Wednesday, 13 June 2012
HENRY HILL: THE GUARDIAN OBITUARY
What were the odds that the mob rat Henry Hill would die of natural causes, or out of jail? He beat those odds pretty well, which was my original lede for the obituary which is up at the Guardian online (you can link to it here) and which you might see in tomorrow's paper paper.
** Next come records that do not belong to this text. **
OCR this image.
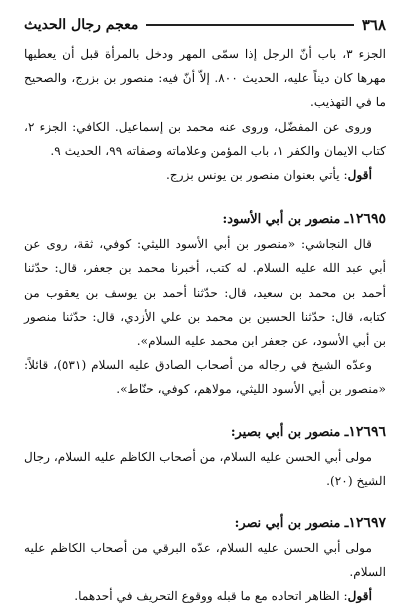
٣٦٨
معجم رجال الحديث

الجزء ٣، باب أنّ الرجل إذا سمّى المهر ودخل بالمرأة قبل أن يعطيها مهرها كان ديناً عليه، الحديث ٨٠٠. إلاّ أنّ فيه: منصور بن بزرج، والصحيح ما في التهذيب.

وروى عن المفضّل، وروى عنه محمد بن إسماعيل. الكافي: الجزء ٢، كتاب الايمان والكفر ١، باب المؤمن وعلاماته وصفاته ٩٩، الحديث ٩.

أقول: يأتي بعنوان منصور بن يونس بزرج.

١٢٦٩٥ـ منصور بن أبي الأسود:

قال النجاشي: «منصور بن أبي الأسود الليثي: كوفي، ثقة، روى عن أبي عبد الله عليه السلام. له كتب، أخبرنا محمد بن جعفر، قال: حدّثنا أحمد بن محمد بن سعيد، قال: حدّثنا أحمد بن يوسف بن يعقوب من كتابه، قال: حدّثنا الحسين بن محمد بن علي الأزدي، قال: حدّثنا منصور بن أبي الأسود، عن جعفر ابن محمد عليه السلام».

وعدّه الشيخ في رجاله من أصحاب الصادق عليه السلام (٥٣١)، قائلاً: «منصور بن أبي الأسود الليثي، مولاهم، كوفي، حنّاط».

١٢٦٩٦ـ منصور بن أبي بصير:

مولى أبي الحسن عليه السلام، من أصحاب الكاظم عليه السلام، رجال الشيخ (٢٠).

١٢٦٩٧ـ منصور بن أبي نصر:

مولى أبي الحسن عليه السلام، عدّه البرقي من أصحاب الكاظم عليه السلام.

أقول: الظاهر اتحاده مع ما قبله ووقوع التحريف في أحدهما.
What's published is cut considerably from what I wrote: the paper asked for colour and it was hard to resist including many of the details of Hill's escapades, already familiar from Scorsese's Goodfellas. In the film the execution of Billy Batts is played for an almost surreal humour, and as I say is indeed the centrepiece of Scorsese's film. In some ways I think it's the best of his gangster pictures, which is another aspect of my original that got cut back: but certainly it's important to realilse that even the hypocritical notion of 'the Family' found it hard to survive through the 'me-decade' and the explosion of paranoiac drugs.
Ray Liotta's performance deserves great praise; he catches the essential weakness behind Hill's slick hustler facade, and the essential violence behind most of his colleagues. The real Hill's slide out of witness protection and afterwards was far less glamorous than his gang years, and his addictions took their toll. I find the idea he and Whitey Bulger might have been drinking together (unknowingly?) at some bar along the coast in Santa Monica or Malibu an intriguing one. Bulger took Hill's betrayals a step further, using his informing to further his own crime career--letting the authorities do the hard work for him.
It was telling too that Hill was scooped up in the net of the bottom feeders like Howard Stern or Geraldo Rivera--a fate Kid Twist might not necessarily have preferred to his Coney Island swan dive. But Hill might be the prototype of the gangster who's media image made him greater than he was. And I was surprised to see that he'd opened a restaurant in West Haven, where both my parents grew up. I remember an uncle telling me proudly that he took a course at Syracuse just after the war, where the professor called West Haven the most mob-controlled and corrupt little town in America. Uncle Gene said it made him feel proud. Henry Hill would have thought the professor a mark to be taken.